Add all dry ingredients to a bowl and mix them well.
1 ½ cups flour, ¼ cup cocoa powder, ½ cup sugar, 2 teaspoons baking powder, ½ teaspoon salt
Add the egg, milk and vegetable oil and combine.
1 egg, 1 cup milk, ¼ cup vegetable oil
Pour the batter into a preheated cake pop maker (fill them about 1 mm from the top) and close the lid. Bake them for around 3-4 minutes (You can test with a toothpick. If it comes out dry, they are ready). Remove and let cool.

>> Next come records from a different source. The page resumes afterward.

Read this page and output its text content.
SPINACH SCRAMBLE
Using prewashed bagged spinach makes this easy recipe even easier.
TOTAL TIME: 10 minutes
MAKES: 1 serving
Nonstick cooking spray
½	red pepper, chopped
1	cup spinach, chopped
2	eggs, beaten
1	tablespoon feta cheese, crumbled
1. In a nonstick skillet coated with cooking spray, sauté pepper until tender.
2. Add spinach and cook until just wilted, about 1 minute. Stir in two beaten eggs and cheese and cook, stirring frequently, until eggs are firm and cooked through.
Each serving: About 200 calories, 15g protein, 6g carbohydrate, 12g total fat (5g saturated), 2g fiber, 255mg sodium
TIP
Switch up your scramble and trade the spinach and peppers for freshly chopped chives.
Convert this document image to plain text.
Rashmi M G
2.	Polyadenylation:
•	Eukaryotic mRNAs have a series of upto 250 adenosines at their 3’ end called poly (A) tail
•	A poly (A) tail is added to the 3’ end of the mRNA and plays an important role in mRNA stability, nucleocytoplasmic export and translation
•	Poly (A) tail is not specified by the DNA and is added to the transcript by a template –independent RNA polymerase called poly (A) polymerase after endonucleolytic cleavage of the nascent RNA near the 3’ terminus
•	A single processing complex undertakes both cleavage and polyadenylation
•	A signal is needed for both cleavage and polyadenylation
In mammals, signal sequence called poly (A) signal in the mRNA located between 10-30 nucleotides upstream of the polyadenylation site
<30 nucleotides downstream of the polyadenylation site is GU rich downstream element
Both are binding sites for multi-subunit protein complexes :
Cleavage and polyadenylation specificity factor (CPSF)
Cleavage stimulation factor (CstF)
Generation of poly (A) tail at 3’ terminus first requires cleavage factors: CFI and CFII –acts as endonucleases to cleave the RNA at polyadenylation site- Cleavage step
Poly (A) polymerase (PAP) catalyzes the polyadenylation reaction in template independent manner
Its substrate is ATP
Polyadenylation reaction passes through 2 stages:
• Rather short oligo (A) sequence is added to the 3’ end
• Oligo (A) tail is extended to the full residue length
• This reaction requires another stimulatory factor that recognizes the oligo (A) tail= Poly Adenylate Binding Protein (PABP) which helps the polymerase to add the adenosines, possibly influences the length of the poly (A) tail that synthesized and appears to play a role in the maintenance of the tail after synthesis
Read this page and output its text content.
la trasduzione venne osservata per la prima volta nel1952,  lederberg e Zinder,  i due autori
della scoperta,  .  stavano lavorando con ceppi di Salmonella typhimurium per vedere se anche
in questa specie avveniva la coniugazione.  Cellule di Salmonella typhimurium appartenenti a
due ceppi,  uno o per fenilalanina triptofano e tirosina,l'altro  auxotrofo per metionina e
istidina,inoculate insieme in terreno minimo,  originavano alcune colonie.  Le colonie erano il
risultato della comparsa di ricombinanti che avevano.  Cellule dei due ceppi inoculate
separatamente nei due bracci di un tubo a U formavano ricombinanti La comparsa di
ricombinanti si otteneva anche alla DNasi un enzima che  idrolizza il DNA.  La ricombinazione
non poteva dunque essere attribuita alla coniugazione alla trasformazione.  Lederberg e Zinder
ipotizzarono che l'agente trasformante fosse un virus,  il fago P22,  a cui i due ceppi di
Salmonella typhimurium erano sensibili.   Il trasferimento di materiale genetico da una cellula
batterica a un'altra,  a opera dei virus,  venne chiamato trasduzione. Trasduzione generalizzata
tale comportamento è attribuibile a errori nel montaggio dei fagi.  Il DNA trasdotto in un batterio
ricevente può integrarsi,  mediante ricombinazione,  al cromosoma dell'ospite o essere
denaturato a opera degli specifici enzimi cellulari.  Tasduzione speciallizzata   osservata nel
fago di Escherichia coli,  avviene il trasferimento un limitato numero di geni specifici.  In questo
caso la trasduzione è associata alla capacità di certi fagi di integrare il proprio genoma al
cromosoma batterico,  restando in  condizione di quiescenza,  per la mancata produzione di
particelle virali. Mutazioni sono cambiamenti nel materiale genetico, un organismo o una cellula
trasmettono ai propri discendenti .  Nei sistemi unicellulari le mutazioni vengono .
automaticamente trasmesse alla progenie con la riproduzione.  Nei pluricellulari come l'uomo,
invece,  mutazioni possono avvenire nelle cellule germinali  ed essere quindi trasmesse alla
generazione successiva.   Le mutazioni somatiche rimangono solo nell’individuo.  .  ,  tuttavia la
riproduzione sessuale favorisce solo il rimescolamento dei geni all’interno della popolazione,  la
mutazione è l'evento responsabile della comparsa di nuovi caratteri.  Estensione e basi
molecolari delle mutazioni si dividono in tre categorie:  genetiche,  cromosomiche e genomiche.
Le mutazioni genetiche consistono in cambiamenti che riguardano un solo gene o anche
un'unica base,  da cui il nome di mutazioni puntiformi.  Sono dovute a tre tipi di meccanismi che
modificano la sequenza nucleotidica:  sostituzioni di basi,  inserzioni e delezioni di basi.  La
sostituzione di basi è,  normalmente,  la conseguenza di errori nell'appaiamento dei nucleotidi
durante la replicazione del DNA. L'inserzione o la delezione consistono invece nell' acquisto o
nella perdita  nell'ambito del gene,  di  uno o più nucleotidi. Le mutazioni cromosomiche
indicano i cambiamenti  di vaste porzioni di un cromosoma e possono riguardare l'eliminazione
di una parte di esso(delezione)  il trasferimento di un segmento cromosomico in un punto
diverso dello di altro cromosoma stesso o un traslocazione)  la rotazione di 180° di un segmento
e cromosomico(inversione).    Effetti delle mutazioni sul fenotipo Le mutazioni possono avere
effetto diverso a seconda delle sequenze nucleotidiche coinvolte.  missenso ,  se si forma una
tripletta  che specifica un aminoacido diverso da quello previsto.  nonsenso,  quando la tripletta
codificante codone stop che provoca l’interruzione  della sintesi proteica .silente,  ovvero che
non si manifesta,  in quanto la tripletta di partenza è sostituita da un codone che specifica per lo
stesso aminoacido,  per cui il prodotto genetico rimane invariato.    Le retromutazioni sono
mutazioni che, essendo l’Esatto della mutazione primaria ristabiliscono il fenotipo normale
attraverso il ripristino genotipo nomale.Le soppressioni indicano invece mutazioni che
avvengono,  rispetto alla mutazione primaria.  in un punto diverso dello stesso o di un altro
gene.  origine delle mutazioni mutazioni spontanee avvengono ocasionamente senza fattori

Place a metal bowl over a pot of simmering water (double-boiler style) and add the butter and chocolate. Melt the chocolate/butter mixture completely until smooth and shiny, stirring constantly.1
1 tablespoon butter, 1 cup chocolate bar pieces
Cover the donut holes with the chocolate coating. If you wish, you can add candy sprinkles at this point. Let them sit until the chocolate hardens (in the fridge or room temperature).
Serve & enjoy!
Video
Notes
Melting the chocolate/butter: Alternatively, you can melt the chocolate and butter together in the microwave in 15 or 20 second intervals, mixing each time until smooth. Don't microwave for too long at one time or you could have a mess in the microwave and it will be overcooked.
Use dipping tools: I like to use a cake pop dipping tool to remove the donut holes from the cake pop maker as well as to handle them during dipping.
How to fix accidental overfilling: If there's a little bit of excess cake around the balls (from overfilling the cake pop holes), just wait for the balls to cool, then snap it off with your fingers. It gets crispy and brittle once cooled.
Storage: These donut holes should be stored in a covered container at room temperature for up to 2 to 3 days, in the fridge for up to 1 week or in the freezer for up to 3 months.
Freezing tip: For freezing they can be placed in freezer bags once cooled and the chocolate is set.